Anomaly detection in multivariate time series is challenging as heterogeneous subsequence anomalies may occur. Reconstruction-based methods, which focus on learning normal patterns in the frequency domain to detect diverse abnormal subsequences, achieve promising results, while still falling short on capturing fine-grained frequency characteristics and channel correlations. To contend with the limitations, we introduce CATCH, a framework based on frequency patching. We propose to patchify the frequency domain into frequency bands, which enhances its ability to capture fine-grained frequency characteristics. To perceive appropriate channel correlations, we propose a Channel Fusion Module (CFM), which features a patch-wise mask generator and a masked-attention mechanism. Driven by a bi-level multi-objective optimization algorithm, the CFM is encouraged to iteratively discover appropriate patch-wise channel correlations, and to cluster relevant channels while isolating adverse effects from irrelevant channels. Extensive experiments on 10 real-world datasets and 12 synthetic datasets demonstrate that CATCH achieves state-of-the-art performance. We make our code and datasets available at https://github.com/decisionintelligence/CATCH.

Figures (7)

• Figure 1: The frequency domain is partitioned into five frequency bands with the high-frequency bands zoomed in for clarity. (a) Shows a normal time series and its variations after being injected seasonal, shapelet, trend and mixture subsequence anomalies. In the time domain, anomalies are highlighted in red, while the affected frequency bands in the frequency domain are emphasized in gray. (b) Shows the frequency bands of a multivariate time series with three channels. These channels exhibit varying correlations across different frequency bands, where Channels 1 and 2 exhibit similar behavior in the third frequency band and are therefore marked in red, while Channel 3 exhibits distinct characteristics and is marked in yellow. In the fourth frequency band, all channels behave similarly and are marked in green, while in the fifth band, they exhibit distinct characteristics and are marked in different colors.

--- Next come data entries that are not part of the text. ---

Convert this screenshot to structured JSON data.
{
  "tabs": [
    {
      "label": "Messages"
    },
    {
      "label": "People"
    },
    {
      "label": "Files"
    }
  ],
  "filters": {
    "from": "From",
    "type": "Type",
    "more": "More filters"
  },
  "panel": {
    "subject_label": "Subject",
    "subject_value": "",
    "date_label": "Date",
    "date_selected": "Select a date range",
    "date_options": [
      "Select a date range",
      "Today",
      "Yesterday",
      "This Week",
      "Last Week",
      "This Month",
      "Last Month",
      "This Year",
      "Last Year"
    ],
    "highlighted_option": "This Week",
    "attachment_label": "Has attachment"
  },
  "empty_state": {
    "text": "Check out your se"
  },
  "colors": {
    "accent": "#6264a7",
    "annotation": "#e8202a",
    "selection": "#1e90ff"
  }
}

• Figure 2: CATCH architecture. (1) Forward Module normalizes the input data, patchifies the frequency domain, and then projects it into the hidden space. (2) Channel Fusion Module captures channel interrelationships in each frequency band with a Channel-Masked Transformer (CMT) Layer, where the mask matrix (channel correlation) is generated by Mask Generator (MG). During training, MG and CMT are optimized by Channel Correlation Discovering (CCD) for more appropriate channel correlations. (3) Time-Frequency Reconstruction Module obtains the frequency reconstruction through Flatten & Linear Head Layer, and obtains the time reconstruction after iFFT.
• Figure 3: Anomaly Scoring.
• Figure 4: Parameter sensitivity studies of main hyper-parameters in CATCH.
• Figure 5: Visualization of dual-domain anomaly scores from CATCH for different categories of point and subsequence anomalies using the TODS dataset.